Für Baden-Württemberg ist der Hotspot-Ausbau gleichermaßen ein wichtiges Anliegen. In Karlsruhe ist das kostenlose Surfen bereits an mehreren öffentlichen Orten und in zwei Straßenbahnlinien möglich, Freiburg ist sogar flächendeckend mit HotSpots ausgestattet und in Stuttgart ist der kostenlose Zugang auf dem Marktplatz und dem Schillerplatz möglich. Wer allerdings auf den ländlichen Gebieten des Bundeslandes einen Internetzugang benötigt, wird auf Schwierigkeiten stoßen. Auch wenn in einigen, wenigen Gefilden schon solche Möglichkeiten existieren und einige Cafe´s und Bars sowie Hotels einen freien Internetzugang anbieten, sind die Möglichkeiten z.B. bei Wanderungen in Wäldern doch meist eingeschränkt.

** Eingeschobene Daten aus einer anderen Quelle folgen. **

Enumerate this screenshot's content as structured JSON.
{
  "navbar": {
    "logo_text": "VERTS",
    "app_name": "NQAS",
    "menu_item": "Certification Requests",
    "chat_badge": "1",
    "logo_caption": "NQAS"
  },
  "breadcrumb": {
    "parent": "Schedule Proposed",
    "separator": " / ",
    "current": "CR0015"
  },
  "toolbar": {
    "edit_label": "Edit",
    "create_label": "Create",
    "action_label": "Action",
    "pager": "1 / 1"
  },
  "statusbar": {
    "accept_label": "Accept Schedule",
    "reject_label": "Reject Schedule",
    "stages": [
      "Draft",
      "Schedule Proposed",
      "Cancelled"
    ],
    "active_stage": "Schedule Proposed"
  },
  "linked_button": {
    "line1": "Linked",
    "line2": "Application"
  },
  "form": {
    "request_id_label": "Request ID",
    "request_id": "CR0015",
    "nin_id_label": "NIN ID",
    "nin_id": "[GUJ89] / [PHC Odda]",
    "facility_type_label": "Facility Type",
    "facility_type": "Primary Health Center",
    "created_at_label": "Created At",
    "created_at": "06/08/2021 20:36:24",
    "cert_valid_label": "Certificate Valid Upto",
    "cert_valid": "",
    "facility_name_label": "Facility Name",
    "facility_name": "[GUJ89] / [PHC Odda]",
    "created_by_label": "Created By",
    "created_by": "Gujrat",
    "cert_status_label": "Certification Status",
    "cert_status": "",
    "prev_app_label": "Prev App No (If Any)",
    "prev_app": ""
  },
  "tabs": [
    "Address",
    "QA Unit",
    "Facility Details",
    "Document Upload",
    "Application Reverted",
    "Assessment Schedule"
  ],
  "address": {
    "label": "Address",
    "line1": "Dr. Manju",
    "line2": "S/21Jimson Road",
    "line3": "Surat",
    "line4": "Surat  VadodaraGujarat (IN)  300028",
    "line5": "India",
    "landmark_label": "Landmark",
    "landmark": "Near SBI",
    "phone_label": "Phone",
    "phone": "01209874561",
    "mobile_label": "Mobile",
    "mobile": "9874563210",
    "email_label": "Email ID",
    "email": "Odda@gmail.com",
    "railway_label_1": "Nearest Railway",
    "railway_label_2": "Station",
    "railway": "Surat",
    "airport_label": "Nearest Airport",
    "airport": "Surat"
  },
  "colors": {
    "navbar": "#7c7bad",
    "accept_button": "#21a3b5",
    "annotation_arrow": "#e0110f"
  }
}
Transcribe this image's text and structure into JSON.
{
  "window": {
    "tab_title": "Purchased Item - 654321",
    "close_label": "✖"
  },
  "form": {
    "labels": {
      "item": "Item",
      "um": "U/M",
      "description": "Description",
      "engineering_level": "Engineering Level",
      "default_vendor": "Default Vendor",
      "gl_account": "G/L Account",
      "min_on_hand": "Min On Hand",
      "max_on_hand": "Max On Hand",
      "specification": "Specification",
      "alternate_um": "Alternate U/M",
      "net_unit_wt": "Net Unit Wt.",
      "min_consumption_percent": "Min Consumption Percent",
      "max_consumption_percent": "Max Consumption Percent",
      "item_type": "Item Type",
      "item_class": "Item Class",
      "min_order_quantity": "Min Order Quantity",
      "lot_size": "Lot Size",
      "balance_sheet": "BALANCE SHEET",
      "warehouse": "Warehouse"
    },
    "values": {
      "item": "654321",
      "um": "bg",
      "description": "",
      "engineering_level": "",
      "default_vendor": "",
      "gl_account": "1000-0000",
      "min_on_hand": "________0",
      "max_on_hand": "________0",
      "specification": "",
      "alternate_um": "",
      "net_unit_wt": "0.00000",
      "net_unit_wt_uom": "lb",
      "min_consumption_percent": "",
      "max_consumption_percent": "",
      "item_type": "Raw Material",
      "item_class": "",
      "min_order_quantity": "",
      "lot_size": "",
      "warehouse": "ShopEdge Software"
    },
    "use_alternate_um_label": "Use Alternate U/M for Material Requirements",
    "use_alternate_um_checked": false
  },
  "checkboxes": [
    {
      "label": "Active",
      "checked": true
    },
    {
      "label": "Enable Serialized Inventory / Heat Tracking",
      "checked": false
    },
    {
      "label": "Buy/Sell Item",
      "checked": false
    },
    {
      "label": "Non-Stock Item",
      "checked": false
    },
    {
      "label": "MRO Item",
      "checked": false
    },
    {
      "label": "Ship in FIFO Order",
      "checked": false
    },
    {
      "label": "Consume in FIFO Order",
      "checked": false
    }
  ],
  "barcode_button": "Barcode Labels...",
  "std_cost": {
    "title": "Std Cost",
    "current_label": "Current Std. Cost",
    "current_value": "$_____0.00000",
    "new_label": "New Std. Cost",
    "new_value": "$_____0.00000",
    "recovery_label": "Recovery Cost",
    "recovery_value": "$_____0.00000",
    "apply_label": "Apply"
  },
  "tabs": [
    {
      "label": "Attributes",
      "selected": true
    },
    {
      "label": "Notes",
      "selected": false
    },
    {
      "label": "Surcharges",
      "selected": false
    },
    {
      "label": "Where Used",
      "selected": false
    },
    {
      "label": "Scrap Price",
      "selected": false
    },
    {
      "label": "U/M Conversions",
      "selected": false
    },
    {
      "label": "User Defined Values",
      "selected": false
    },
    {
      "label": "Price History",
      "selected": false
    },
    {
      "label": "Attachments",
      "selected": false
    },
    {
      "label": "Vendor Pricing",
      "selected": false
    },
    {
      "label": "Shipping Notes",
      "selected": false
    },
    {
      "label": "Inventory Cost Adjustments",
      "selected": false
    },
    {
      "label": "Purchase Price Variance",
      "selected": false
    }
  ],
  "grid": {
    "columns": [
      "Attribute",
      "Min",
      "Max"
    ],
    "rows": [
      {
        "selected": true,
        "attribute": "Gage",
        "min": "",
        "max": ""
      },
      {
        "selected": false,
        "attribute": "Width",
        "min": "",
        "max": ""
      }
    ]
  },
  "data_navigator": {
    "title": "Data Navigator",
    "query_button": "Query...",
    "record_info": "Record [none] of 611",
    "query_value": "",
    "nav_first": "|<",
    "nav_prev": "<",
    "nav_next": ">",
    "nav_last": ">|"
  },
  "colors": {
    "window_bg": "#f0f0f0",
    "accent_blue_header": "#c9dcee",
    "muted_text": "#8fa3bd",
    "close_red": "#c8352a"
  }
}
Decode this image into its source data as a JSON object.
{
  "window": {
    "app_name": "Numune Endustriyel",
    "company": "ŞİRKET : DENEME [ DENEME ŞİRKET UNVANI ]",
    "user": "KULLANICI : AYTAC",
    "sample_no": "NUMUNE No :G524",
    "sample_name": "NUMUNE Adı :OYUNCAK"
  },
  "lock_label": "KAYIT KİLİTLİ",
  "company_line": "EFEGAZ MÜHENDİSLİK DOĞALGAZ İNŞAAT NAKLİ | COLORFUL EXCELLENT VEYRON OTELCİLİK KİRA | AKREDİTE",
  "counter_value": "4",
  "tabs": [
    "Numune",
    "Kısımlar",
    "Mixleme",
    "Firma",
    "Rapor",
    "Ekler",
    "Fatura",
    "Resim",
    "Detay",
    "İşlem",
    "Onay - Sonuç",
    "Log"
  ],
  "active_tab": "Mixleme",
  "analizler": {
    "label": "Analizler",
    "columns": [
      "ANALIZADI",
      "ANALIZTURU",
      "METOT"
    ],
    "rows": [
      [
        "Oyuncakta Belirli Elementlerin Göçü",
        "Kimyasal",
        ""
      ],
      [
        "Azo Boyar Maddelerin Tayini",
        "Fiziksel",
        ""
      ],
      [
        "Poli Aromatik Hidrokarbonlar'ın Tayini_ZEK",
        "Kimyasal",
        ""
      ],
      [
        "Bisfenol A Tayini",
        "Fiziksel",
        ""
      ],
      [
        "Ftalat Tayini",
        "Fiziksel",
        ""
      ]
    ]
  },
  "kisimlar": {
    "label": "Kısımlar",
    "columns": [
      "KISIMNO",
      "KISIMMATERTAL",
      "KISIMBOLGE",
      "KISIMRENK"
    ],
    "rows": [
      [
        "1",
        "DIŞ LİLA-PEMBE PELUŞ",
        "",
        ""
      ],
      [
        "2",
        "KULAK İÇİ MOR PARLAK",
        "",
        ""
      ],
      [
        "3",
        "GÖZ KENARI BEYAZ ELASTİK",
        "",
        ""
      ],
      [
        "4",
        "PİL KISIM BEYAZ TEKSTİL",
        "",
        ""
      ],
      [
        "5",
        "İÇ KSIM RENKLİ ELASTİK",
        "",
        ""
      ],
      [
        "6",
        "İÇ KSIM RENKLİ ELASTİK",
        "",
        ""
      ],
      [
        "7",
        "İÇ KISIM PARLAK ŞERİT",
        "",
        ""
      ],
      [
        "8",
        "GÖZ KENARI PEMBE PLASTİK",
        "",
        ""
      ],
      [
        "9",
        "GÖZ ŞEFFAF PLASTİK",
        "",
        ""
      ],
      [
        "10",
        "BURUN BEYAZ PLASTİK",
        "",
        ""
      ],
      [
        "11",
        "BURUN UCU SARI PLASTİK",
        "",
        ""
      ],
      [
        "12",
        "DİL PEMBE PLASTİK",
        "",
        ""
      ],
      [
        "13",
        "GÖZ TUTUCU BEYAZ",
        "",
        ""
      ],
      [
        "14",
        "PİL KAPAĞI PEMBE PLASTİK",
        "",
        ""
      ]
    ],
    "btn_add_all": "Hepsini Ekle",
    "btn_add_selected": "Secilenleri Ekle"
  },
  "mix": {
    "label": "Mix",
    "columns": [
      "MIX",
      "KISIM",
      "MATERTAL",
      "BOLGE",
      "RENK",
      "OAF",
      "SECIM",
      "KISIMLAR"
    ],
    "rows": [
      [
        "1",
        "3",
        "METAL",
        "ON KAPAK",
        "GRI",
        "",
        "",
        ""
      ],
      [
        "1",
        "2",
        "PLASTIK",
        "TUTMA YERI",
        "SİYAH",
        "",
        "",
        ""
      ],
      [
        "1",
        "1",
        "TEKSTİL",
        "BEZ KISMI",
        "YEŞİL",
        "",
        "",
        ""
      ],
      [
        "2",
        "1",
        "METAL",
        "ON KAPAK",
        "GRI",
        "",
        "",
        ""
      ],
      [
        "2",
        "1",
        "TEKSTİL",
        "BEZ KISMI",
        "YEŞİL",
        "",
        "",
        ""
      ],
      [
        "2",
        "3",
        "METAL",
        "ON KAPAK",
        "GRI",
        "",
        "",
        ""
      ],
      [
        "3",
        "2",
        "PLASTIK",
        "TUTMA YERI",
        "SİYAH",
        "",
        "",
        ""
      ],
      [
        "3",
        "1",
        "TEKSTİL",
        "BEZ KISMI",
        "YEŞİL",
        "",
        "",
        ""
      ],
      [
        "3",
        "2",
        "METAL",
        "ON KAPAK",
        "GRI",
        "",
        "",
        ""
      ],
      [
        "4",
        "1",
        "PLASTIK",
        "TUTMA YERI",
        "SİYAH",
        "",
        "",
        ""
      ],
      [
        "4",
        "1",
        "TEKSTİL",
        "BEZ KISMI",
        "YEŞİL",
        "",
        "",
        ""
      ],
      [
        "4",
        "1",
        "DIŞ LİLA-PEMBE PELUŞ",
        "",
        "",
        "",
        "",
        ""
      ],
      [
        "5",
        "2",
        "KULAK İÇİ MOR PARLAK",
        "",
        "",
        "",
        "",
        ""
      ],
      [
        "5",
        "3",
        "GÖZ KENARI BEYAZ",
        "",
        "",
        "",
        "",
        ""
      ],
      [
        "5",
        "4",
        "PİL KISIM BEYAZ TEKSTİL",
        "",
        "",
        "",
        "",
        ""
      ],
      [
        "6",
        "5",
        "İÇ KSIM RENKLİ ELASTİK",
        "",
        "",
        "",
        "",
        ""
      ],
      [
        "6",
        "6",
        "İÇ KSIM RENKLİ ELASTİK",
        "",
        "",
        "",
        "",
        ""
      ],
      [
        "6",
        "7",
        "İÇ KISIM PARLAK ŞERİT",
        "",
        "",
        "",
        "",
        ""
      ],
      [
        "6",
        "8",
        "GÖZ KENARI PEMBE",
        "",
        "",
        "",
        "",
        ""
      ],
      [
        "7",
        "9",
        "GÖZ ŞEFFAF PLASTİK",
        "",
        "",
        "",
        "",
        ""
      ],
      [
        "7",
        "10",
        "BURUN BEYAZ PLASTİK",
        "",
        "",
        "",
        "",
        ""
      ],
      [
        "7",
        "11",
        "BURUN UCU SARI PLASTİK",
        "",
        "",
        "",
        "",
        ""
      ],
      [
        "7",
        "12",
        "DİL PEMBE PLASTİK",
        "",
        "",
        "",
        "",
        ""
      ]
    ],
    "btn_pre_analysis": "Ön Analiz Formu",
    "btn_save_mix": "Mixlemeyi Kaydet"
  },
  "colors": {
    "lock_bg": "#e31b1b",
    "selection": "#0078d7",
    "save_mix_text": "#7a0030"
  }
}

Ein offenes Netzwerk für eine offene Gesellschaft

Kritiker bemängeln besonders die Konzentration solcher Projekte auf die Kerngebiete und Tourismuszentren der entsprechenden Städte. So forderten die Grünen auf einem Bundesparteitag einen „freien Funk für eine freie und offene Gesellschaft“. Um die Bundesbürger umfassend in das moderne, digitale Zeitalter zu integrieren, wünscht sich die Partei WLAN-Ausstattungen in Schulen, Museen und anderen Bildungseinrichtungen sowie in Jobcentern, Ausländerbehörden und Sozialämtern, damit auch wirklich jeder Mensch das Potential hat, am heutigen, fast schon lebensnotwendigem digitalen Leben teilzuhaben.

Pilotprojekt testet Datenübertragung mittels Licht

Ein Pilotprojekt auf der Bodenseeinsel Mainau testet gerade die Datenübertragung an Smartphones, Tablets, Laptops und allgemein Computern mittels Leuchtdioden aus. Hierbei können die aus handelsüblichen Zimmerlampen bekannten LEDs für die Datenübertragung genutzt werden. Diese Übertragungsmethode kann bereits bestehende Netzwerke entlasten, insbesondere deshalb, weil immer mehr Datenmengen versendet werden. Außerdem bietet die Übertragung dieser optischen Wellen viel mehr Sicherheit, da sich Hacker im Gebäude aufhalten müssen, um auf das Netzwerk zugreifen zu können.

Anbieter möchte Router von Privatkunden als HotSpot nutzen

Selbst Internetanbieter versuchen sich das Konzept von öffentlichen Hotspots zu Nutze zu machen, um Kunden anzulocken. Jedoch sind nicht alle Pläne zu einer solchen Erweiterung unumstritten. So geriet zuletzt der in Köln sitzende Kabelanbieter Unitymedia in die Kritik: Dieser möchte nämlich auf den Routern seiner Kunden ein zweites WLAN-Netz aktivieren, welches wiederum anderen Unitymedia-Kunden, die z.B. gerade in der Nähe unterwegs sind, als HotSpot dienen könnte. Auf diese Weise könnten mobile Internet-User Datenvolumen bei ihrem Mobilfunk-Anbieter sparen. Eine eigentlich gute Idee, die allerdings ohne Zustimmung der entsprechenden Kunden durchgeführt werden soll. Gerade an diesem Punkt störte sich die Verbraucherzentrale Nordrhein-Westfalen, denn wer nicht möchte, dass sein Router von anderen Personen genutzt wird, muss von sich aus vorsorglich Widerspruch leisten.